Interestingly, our analysis of established markers of cardiac stress and damage showed that the baseline levels of NT-proBNP and hs-TnI in patients who had received baseline metformin appeared to be lower than those in nonusers, although this difference was not statistically significant. The prevalence of a previous history of HF was similar between patients with or without baseline metformin therapy. This finding that the use of baseline metformin therapy might be associated with lower levels of these cardiac markers may, in part, support the possibility that metformin has robust cardioprotective effects via multifaceted molecular mechanisms, such as AMP-activated protein kinase-dependent and -independent signaling pathways [43]. In fact, the latest guidelines still recommend metformin therapy should be continued or included in patients with T2D and HF [1, 2]. Furthermore, empagliflozin treatment was associated with significantly greater reductions in hs-TnI concentrations in patients with baseline metformin therapy, compared to that observed in metformin-naïve patients. This finding raises the possibility that the protective effect of this combination therapy on micro-myocardial damage may, at least in part, be enhanced by several cardiometabolic actions, including a modulation of impaired cardiac insulin signaling [44]. However, the clinical impact of SGLT2 inhibitors on those cardiac biomarkers remains controversial [45]. Further research is therefore warranted in order to better understand which markers are most suitable for clinical monitoring of the cardiovascular effects of SGLT2 inhibitors.

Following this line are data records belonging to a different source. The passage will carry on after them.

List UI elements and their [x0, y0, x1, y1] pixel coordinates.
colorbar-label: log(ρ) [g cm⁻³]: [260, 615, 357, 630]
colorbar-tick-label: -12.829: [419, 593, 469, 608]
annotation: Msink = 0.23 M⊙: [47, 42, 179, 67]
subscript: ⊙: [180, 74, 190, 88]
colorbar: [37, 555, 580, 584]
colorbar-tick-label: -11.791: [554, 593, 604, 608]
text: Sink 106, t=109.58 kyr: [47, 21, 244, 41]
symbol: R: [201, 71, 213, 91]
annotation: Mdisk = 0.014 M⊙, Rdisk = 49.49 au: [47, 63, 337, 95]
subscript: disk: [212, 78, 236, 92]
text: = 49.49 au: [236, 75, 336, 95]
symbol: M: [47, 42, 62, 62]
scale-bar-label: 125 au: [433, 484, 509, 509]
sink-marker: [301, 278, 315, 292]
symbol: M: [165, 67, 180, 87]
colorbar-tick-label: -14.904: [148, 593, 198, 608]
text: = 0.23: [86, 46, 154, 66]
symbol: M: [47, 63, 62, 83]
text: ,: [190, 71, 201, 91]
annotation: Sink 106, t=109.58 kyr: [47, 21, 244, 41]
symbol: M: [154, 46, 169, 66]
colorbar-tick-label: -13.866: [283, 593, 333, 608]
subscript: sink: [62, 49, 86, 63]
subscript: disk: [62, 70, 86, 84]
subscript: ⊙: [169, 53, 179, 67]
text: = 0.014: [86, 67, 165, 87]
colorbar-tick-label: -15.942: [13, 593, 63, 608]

The present study had several limitations. First, it was a post hoc analysis that used data obtained from the EMBLEM trial that was designed primarily to assess the effect of empagliflozin treatment, relative to placebo, on peripheral endothelial function. Second, although about one-half of the participants in the study were metformin-naïve at baseline, the clinical reasons why these patients did not receive metformin are unknown. Hence, some confounding factors with metformin use, such as renal function and severity of HF may have partially affected the impact of empagliflozin treatment on our study endpoints in the patients with or without baseline metformin therapy. Third, the small number of patients in the subgroups may not have provided sufficient statistical power to detect true group differences in the clinical parameters examined in the study. Furthermore, adjustments of potential confounding factors at baseline and changes in the glucose-lowering agents during the trial were not carried out due to the small sample size and limited clinical information. Finally, because the EMBLEM trial included only Japanese patients with T2D and CVD, who were clinically stable and met the study inclusion and exclusion criteria, further research is needed to assess whether the present findings are applicable to other ethnicities and/or different patient populations.

Conclusion

This study in patients with T2D and CVD demonstrated that 24 weeks of empagliflozin treatment was associated with an improvement in glycemic control, irrespective of baseline use of metformin therapy. The effects of empagliflozin on reductions in BMI and hs-TnI were more apparent in patients who received baseline metformin, compared to that observed in metformin-naïve patients. Based on the most recent guidelines for T2D, especially for patients with increased cardiorenal risk, the clinical opportunity to prescribe SGLT2 inhibitors will likely increase, and further research is therefore needed to investigate the effect of these drugs on clinical parameters, taking into account the background situation of conventional glucose-lowering agents, such as metformin.